Abstract
Various advanced computing techniques and capabilities have the deep impact in the field of medical sciences, especially in identifying human heart diseases. So that identifying heart related diseases accurately and in time may save the patients life’s and increases the chances of survival. However, manual approaches for identifying heart disease suffer from biases and variations between examiners. We can use various machine learning algorithms to overcome these issues in manual approaches These ML algorithms provide more accurate and efficient tools for identifying and analysing the patients with heart disease.
To explore the potential of machine learning algorithms, the recommended study employed various techniques to identify and predict human heart disease using a comprehensive heart disease dataset.
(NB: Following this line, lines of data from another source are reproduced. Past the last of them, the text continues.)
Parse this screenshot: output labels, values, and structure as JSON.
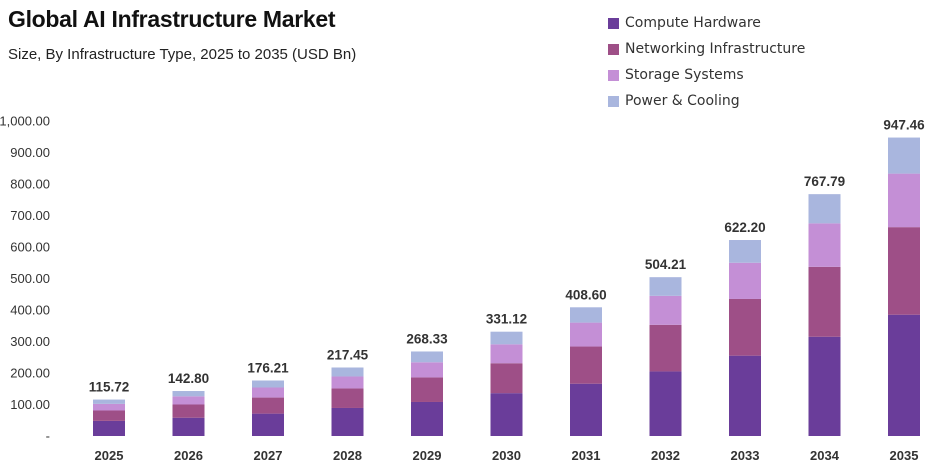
{
  "title": "Global AI Infrastructure Market",
  "subtitle": "Size, By Infrastructure Type, 2025 to 2035 (USD Bn)",
  "chart_data": {
    "type": "bar",
    "stacked": true,
    "title": "Global AI Infrastructure Market",
    "subtitle": "Size, By Infrastructure Type, 2025 to 2035 (USD Bn)",
    "categories": [
      "2025",
      "2026",
      "2027",
      "2028",
      "2029",
      "2030",
      "2031",
      "2032",
      "2033",
      "2034",
      "2035"
    ],
    "series": [
      {
        "name": "Compute Hardware",
        "color": "#6a3d9a",
        "values": [
          48,
          58,
          71,
          89,
          108,
          136,
          166,
          205,
          255,
          315,
          385
        ]
      },
      {
        "name": "Networking Infrastructure",
        "color": "#9e4f87",
        "values": [
          33,
          42,
          51,
          62,
          78,
          95,
          118,
          148,
          180,
          222,
          278
        ]
      },
      {
        "name": "Storage Systems",
        "color": "#c48fd6",
        "values": [
          21,
          26,
          32,
          38,
          48,
          60,
          76,
          92,
          115,
          138,
          170
        ]
      },
      {
        "name": "Power & Cooling",
        "color": "#a9b6de",
        "values": [
          13.72,
          16.8,
          22.21,
          28.45,
          34.33,
          40.12,
          48.6,
          59.21,
          72.2,
          92.79,
          114.46
        ]
      }
    ],
    "totals": [
      "115.72",
      "142.80",
      "176.21",
      "217.45",
      "268.33",
      "331.12",
      "408.60",
      "504.21",
      "622.20",
      "767.79",
      "947.46"
    ],
    "yticks": [
      "-",
      "100.00",
      "200.00",
      "300.00",
      "400.00",
      "500.00",
      "600.00",
      "700.00",
      "800.00",
      "900.00",
      "1,000.00"
    ],
    "ylim": [
      0,
      1000
    ],
    "xlabel": "",
    "ylabel": "",
    "legend_position": "top-right",
    "grid": false
  }
}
Sensitivity, specificity, F-measure and accuracy in classification can be used to examine the performance. We have used eight machine learning classifiers such as Ada boost, Extreme Gradient Boosting including Decision Tree, Logistic Regression, Linear Discriminate Analysis, Random Forest, Naïve Bayes, Support Vector Machine. The results demonstrated notable improvements in the prediction classifiers’ accuracy. This underscores the efficiency of machine learning algorithms in finding and predicting human heart disease. This research achieved improved accuracy heart disease prediction using the machine learning technique. Multiple classifiers were employed to classify heart disease prediction, with SVM achieving an accuracy of 95.88%.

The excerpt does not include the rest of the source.